If you gave the gift of chickens or sheep from last year’s Gift Catalog, you might remember receiving a little crocheted ornament. Maybe you’ve already brought it out again and hung it on your tree this year.

That ornament was made by Khadija. Last year, we were able to help transform her knitting skills into income for her family—in the form of those beautiful little ornaments.

This year, we are partnering with her in a new way as she dusts off her business skills. Khadija is a hard worker, but she’s also good teacher and a natural manager. She can easily imagine how she can transform effort into profit.

In Syria before the war, Khadija worked from home, hand-embroidering garments for a local factory. There was more work than she could handle alone—and not enough workers as skilled as she was at needlework. So Khadija reached out to other women in her community, taught them to embroider, then hired them to work for her.

Khadija then moved to Libya, to try her hand at business there. Skilled in hair dying and threading, she opened her own salon. Local women, eager to learn the craft, paid Khadija to teach them. She chose the best of her students to work in her salon. Despite the startup expenses, Khadija quickly began to earn a good living. But less than six months into the venture, the bottom fell out. War broke out among the Libyan tribes, she was forced to flee back to Syria, and then on to Iraq.

When we began to discuss projects we could work on together for this year’s Gift Catalog, Khadija was ready to try something new. She wants to create work opportunities for other displaced women in her circle, as well as a business opportunity for herself. She said ‘yes’ to every hand-craft project we proposed. Then she formed an eight-woman co-op to fulfill orders. Khadija trains and supervises the women who make washcloths and crocheted ornaments, while Khadija knits the more complicated baby sweaters.
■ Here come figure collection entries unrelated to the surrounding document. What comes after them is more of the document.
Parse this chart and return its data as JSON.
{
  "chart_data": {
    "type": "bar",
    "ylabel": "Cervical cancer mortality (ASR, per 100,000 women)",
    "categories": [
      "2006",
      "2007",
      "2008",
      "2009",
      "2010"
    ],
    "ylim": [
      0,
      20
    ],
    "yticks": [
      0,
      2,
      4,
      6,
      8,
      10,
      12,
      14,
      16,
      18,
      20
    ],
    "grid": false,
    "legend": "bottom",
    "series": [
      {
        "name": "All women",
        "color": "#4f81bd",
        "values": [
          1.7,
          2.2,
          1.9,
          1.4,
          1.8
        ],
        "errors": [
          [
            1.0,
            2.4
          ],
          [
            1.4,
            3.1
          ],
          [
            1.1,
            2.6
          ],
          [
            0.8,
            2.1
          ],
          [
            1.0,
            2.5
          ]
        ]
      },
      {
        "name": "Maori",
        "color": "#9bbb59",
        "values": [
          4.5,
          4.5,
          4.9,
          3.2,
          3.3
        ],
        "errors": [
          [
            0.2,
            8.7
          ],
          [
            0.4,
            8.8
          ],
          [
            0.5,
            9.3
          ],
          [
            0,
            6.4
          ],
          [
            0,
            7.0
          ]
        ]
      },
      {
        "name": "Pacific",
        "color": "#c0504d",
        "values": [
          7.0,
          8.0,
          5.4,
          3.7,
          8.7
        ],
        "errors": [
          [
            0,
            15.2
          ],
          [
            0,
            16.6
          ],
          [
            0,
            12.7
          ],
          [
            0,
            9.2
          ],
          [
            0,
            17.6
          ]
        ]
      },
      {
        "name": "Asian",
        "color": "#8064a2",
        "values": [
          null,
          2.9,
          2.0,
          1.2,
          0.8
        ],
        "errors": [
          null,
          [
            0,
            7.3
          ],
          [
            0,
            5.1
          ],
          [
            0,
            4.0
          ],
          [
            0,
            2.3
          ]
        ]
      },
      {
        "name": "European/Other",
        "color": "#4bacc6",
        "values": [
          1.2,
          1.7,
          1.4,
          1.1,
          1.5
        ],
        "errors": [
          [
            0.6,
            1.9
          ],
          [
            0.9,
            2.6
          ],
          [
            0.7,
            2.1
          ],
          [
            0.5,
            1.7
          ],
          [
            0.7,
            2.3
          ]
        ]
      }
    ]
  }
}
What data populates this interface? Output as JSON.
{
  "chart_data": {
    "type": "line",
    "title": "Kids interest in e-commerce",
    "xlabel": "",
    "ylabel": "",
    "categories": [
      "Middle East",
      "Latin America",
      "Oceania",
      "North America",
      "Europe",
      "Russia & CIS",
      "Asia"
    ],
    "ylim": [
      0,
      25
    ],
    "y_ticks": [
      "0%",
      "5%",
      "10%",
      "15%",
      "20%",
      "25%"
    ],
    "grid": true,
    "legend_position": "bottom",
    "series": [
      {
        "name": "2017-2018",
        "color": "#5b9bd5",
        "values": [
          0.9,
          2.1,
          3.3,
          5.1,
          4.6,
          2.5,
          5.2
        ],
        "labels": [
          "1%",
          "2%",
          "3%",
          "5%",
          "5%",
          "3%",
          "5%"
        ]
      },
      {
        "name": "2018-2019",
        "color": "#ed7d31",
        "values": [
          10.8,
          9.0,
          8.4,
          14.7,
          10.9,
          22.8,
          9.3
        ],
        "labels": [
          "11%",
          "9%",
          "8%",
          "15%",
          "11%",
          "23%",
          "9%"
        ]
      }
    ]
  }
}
Each sweater represents so much more than a warm garment for one child, and the labor of one woman. In every sense, these classic sweaters are future-focused.

Every sweater purchased impacts the income of nine women, encourages Khadija to continue  flexing her business skills, and gives her the means to return home to Syria to have her baby.

Every sweater allows Khadija to invest the money she earns knitting them for your tiny loved ones, into providing her own new baby a love-soaked start in life.

Khadija has survived not one but three separate war zones in her lifetime. She dreams of home—and you can bring her and her unborn baby one step closer to that dream.